What are we looking for?

Biggest money makers in 2011 among Canadian-listed exchange traded funds.

The screen

We looked at last year's 15 best performers. Leveraged ETFs, which allow investors to amplify their long or short bets on the market, were excluded.

What did we find?

A double-barrelled ETF at the top.

HBP Nymex Long Oil/Short Gas ETF, which is a bet on a rising oil price and a falling natural gas price, garnered a stellar 60.8-per-cent gain.

The performance stems from the Nymex (New York Mercantile Exchange) one-month, crude oil futures contract rising 8.2 per cent; the Nymex natural gas contract declining 32.2 per cent, and the daily compounding of returns.

Most of last year's top performers were bond ETFs. BMO Long Federal Bond Index ETF posted the strongest return of this group with a 19.9-per-cent gain.

There were also equity standouts. The iShares S&P/TSX Capped REIT Index Fund was the second-best performer with a 20.3-per-cent gain. RioCan, H&R and Canadian Real Estate Investment Trust represent about 46 per cent of this ETF.

While 14 of the ETFs track passive indexes or commodity movements, HAP Seasonal Rotation is a an actively managed ETF. This fund, which invests in industry sectors during periods when they historically do well, climbed 11.5 per cent. "It was a good year for seasonal trades," said Don Vialoux, a research analyst for Horizons Investment Management Inc., which sponsors the ETF.

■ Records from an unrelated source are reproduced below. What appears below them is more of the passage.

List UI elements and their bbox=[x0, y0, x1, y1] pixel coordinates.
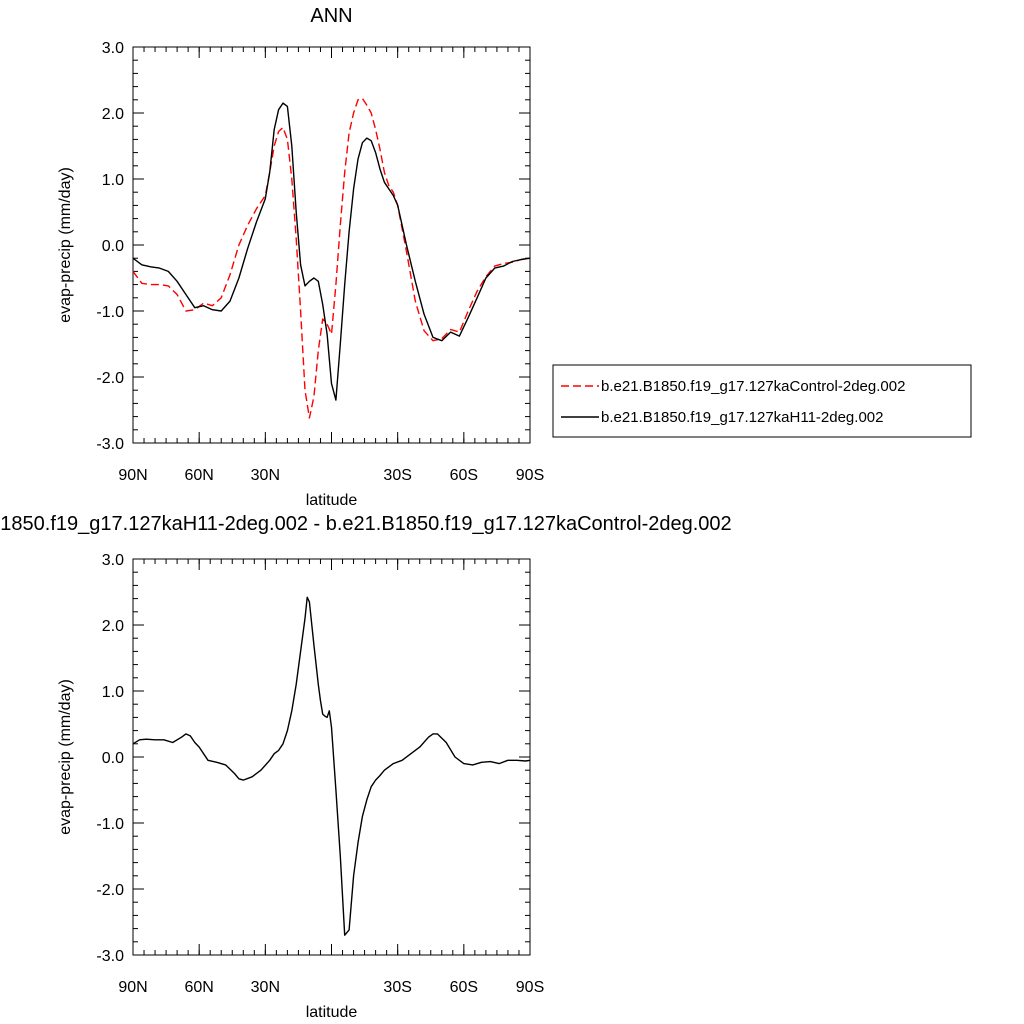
legend-label: b.e21.B1850.f19_g17.127kaControl-2deg.00… bbox=[601, 378, 905, 395]
x-tick-label: 30N bbox=[251, 467, 280, 484]
plot-frame bbox=[132, 558, 531, 956]
bottom-panel: 90N 60N 30N 30S 60S 90S 3.0 2.0 1.0 0.0 -1.0 -2.0 -3… bbox=[0, 513, 732, 1021]
x-axis-label: latitude bbox=[306, 492, 358, 509]
y-tick-label: -1.0 bbox=[96, 816, 124, 833]
x-tick-label: 60N bbox=[184, 467, 213, 484]
x-tick-label: 90S bbox=[516, 467, 544, 484]
top-panel: 90N 60N 30N 30S 60S 90S 3.0 2.0 1.0 0.0 -1.0 -2.0 -3… bbox=[57, 5, 972, 509]
x-tick-label: 90N bbox=[118, 467, 147, 484]
chart-title: b.e21.B1850.f19_g17.127kaH11-2deg.002 - … bbox=[0, 513, 732, 535]
y-tick-label: 2.0 bbox=[102, 618, 124, 635]
legend-label: b.e21.B1850.f19_g17.127kaH11-2deg.002 bbox=[601, 409, 883, 426]
y-tick-label: 0.0 bbox=[102, 238, 124, 255]
y-tick-label: -3.0 bbox=[96, 436, 124, 453]
x-tick-label: 60S bbox=[450, 467, 478, 484]
y-tick-label: 0.0 bbox=[102, 750, 124, 767]
x-tick-label: 90N bbox=[118, 979, 147, 996]
y-tick-label: 3.0 bbox=[102, 40, 124, 57]
series-line-0-0 bbox=[132, 97, 531, 419]
y-tick-label: 3.0 bbox=[102, 552, 124, 569]
x-tick-label: 60N bbox=[184, 979, 213, 996]
y-axis-label: evap-precip (mm/day) bbox=[57, 167, 74, 323]
y-tick-label: -2.0 bbox=[96, 370, 124, 387]
x-tick-label: 30S bbox=[383, 979, 411, 996]
legend: b.e21.B1850.f19_g17.127kaControl-2deg.00… bbox=[552, 364, 972, 438]
x-tick-label: 60S bbox=[450, 979, 478, 996]
series-line-1-0 bbox=[132, 596, 531, 936]
x-tick-label: 30S bbox=[383, 467, 411, 484]
y-tick-label: -3.0 bbox=[96, 948, 124, 965]
y-tick-label: -1.0 bbox=[96, 304, 124, 321]
y-tick-label: -2.0 bbox=[96, 882, 124, 899]
x-axis-label: latitude bbox=[306, 1004, 358, 1021]
y-tick-label: 1.0 bbox=[102, 172, 124, 189]
chart-title: ANN bbox=[310, 5, 352, 27]
y-tick-label: 2.0 bbox=[102, 106, 124, 123]
x-tick-label: 30N bbox=[251, 979, 280, 996]
y-axis-label: evap-precip (mm/day) bbox=[57, 679, 74, 835]
legend-box bbox=[552, 364, 972, 438]
y-tick-label: 1.0 bbox=[102, 684, 124, 701]
series-line-0-1 bbox=[132, 102, 531, 401]
x-tick-label: 90S bbox=[516, 979, 544, 996]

While the Horizons ETF was fully invested for the first four months of this year, it subsequently shifted to holding between 70 and 90 per cent cash until Oct. 5. Then, most of that cash was reinvested mainly in the economically sensitive technology, industrial and transportation sectors.

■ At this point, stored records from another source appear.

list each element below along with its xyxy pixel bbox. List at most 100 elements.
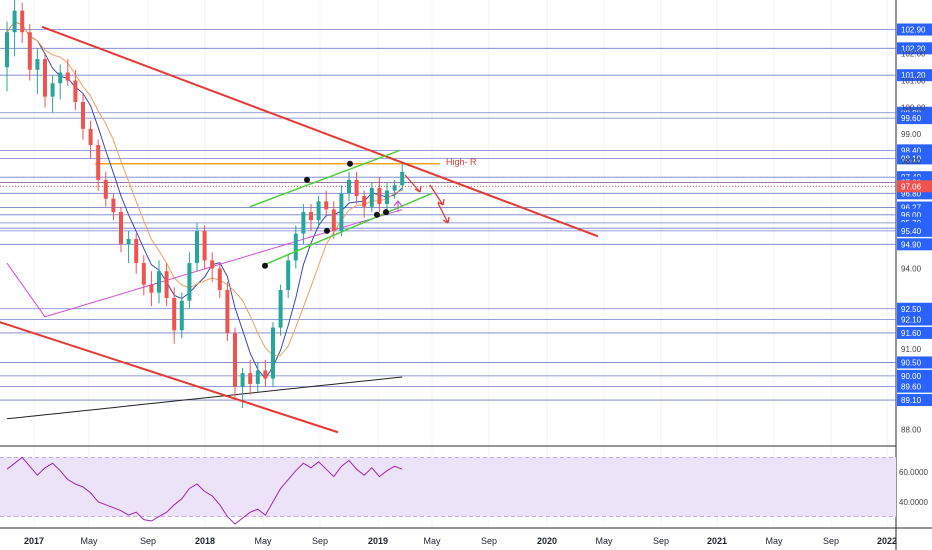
candle-body	[96, 144, 101, 180]
price-tick-label: 99.00	[901, 130, 922, 139]
candle-body	[88, 128, 93, 145]
level-label-bg	[897, 152, 932, 165]
candle-body	[347, 179, 351, 194]
time-tick-label: 2019	[368, 536, 388, 546]
arrow-head	[419, 185, 422, 193]
time-tick-label: Sep	[653, 536, 669, 546]
level-label: 102.20	[901, 44, 926, 53]
lower-channel-line	[0, 321, 339, 434]
candle-body	[278, 289, 283, 328]
candle-body	[195, 230, 199, 264]
arrow-head	[437, 201, 444, 206]
ma-very-long-line	[6, 376, 403, 420]
candle-body	[377, 187, 382, 205]
level-label-bg	[897, 224, 932, 237]
price-tick-label: 91.00	[901, 345, 922, 354]
candle-body	[248, 373, 253, 384]
candle-body	[339, 193, 344, 231]
price-tick-label: 102.00	[901, 50, 926, 59]
level-label: 96.80	[901, 189, 922, 198]
high-r-label: High- R	[446, 157, 477, 167]
level-label: 99.60	[901, 114, 922, 123]
candle-body	[385, 190, 389, 205]
time-tick-label: Sep	[481, 536, 497, 546]
candle-body	[141, 263, 146, 285]
candle-body	[263, 370, 268, 379]
candle-body	[20, 10, 25, 33]
level-label: 94.90	[901, 240, 922, 249]
time-tick-label: Sep	[312, 536, 328, 546]
candle-body	[65, 72, 70, 81]
last-price-label: 97.06	[901, 182, 922, 191]
level-label: 95.40	[901, 227, 922, 236]
rsi-tick-label: 40.0000	[899, 498, 928, 507]
level-label-bg	[897, 23, 932, 36]
time-tick-label: 2022	[877, 536, 897, 546]
last-price-bg	[897, 180, 932, 193]
level-label: 98.40	[901, 146, 922, 155]
candle-body	[316, 201, 321, 221]
level-label: 90.00	[901, 372, 922, 381]
green-channel-upper	[249, 149, 401, 208]
candle-body	[172, 298, 177, 331]
candle-body	[233, 332, 237, 387]
level-label: 89.60	[901, 383, 922, 392]
price-tick-label: 98.00	[901, 157, 922, 166]
level-label: 91.60	[901, 329, 922, 338]
candle-body	[240, 373, 245, 387]
level-label-bg	[897, 369, 932, 382]
candle-body	[73, 80, 78, 103]
up-arrow-icon	[393, 200, 403, 212]
candle-body	[35, 59, 40, 70]
arrow-head	[447, 216, 450, 224]
price-tick-label: 94.00	[901, 264, 922, 273]
candle-body	[111, 198, 116, 213]
rsi-band	[0, 457, 896, 517]
level-label: 98.10	[901, 154, 922, 163]
level-label-bg	[897, 112, 932, 125]
candle-body	[134, 238, 139, 264]
rsi-line	[6, 456, 403, 525]
candle-body	[103, 179, 108, 199]
ma-long-line	[6, 209, 403, 318]
candle-body	[50, 83, 55, 97]
price-tick-label: 100.00	[901, 103, 926, 112]
time-tick-label: May	[80, 536, 98, 546]
candle-body	[12, 10, 17, 33]
level-label: 96.00	[901, 211, 922, 220]
time-tick-label: May	[595, 536, 613, 546]
level-label-bg	[897, 238, 932, 251]
candle-body	[202, 230, 207, 261]
time-tick-label: Sep	[823, 536, 839, 546]
candle-body	[362, 195, 367, 207]
candle-body	[217, 268, 222, 290]
ma-mid-line	[6, 20, 403, 356]
candle-body	[149, 284, 154, 293]
arrow-head	[442, 219, 449, 224]
level-label: 92.50	[901, 305, 922, 314]
swing-point	[383, 209, 389, 216]
down-arrow-icon	[437, 202, 449, 224]
arrow-head	[442, 198, 445, 206]
candle-body	[157, 271, 161, 293]
candle-body	[58, 72, 63, 84]
candle-body	[5, 32, 9, 68]
candle-body	[309, 212, 313, 221]
level-label-bg	[897, 69, 932, 82]
candle-body	[210, 260, 215, 269]
level-label-bg	[897, 356, 932, 369]
candle-body	[187, 263, 192, 301]
level-label: 90.50	[901, 358, 922, 367]
candle-body	[286, 260, 291, 290]
rsi-pane	[0, 456, 896, 525]
candle-body	[164, 271, 169, 299]
candle-body	[392, 185, 397, 191]
time-tick-label: May	[423, 536, 441, 546]
level-label: 96.27	[901, 204, 922, 213]
candles	[5, 0, 405, 409]
level-label-bg	[897, 302, 932, 315]
candle-body	[255, 370, 260, 384]
candle-body	[126, 238, 131, 245]
level-label: 89.10	[901, 396, 922, 405]
price-tick-label: 101.00	[901, 77, 926, 86]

Within the past two weeks, however, Mr. Vialoux has turned cautious, and boosted the cash to about 50 per cent. "We are getting some technical signs that the market is starting to roll over," he said.

Some companies will give negative guidance when they report fourth-quarter results this week, he said. Earnings are expected to be hurt by the European economic slowdown, and conversion of foreign currencies back into the stronger U.S. dollar. "There will probably be at least a minor [market] correction in the first quarter," he suggested.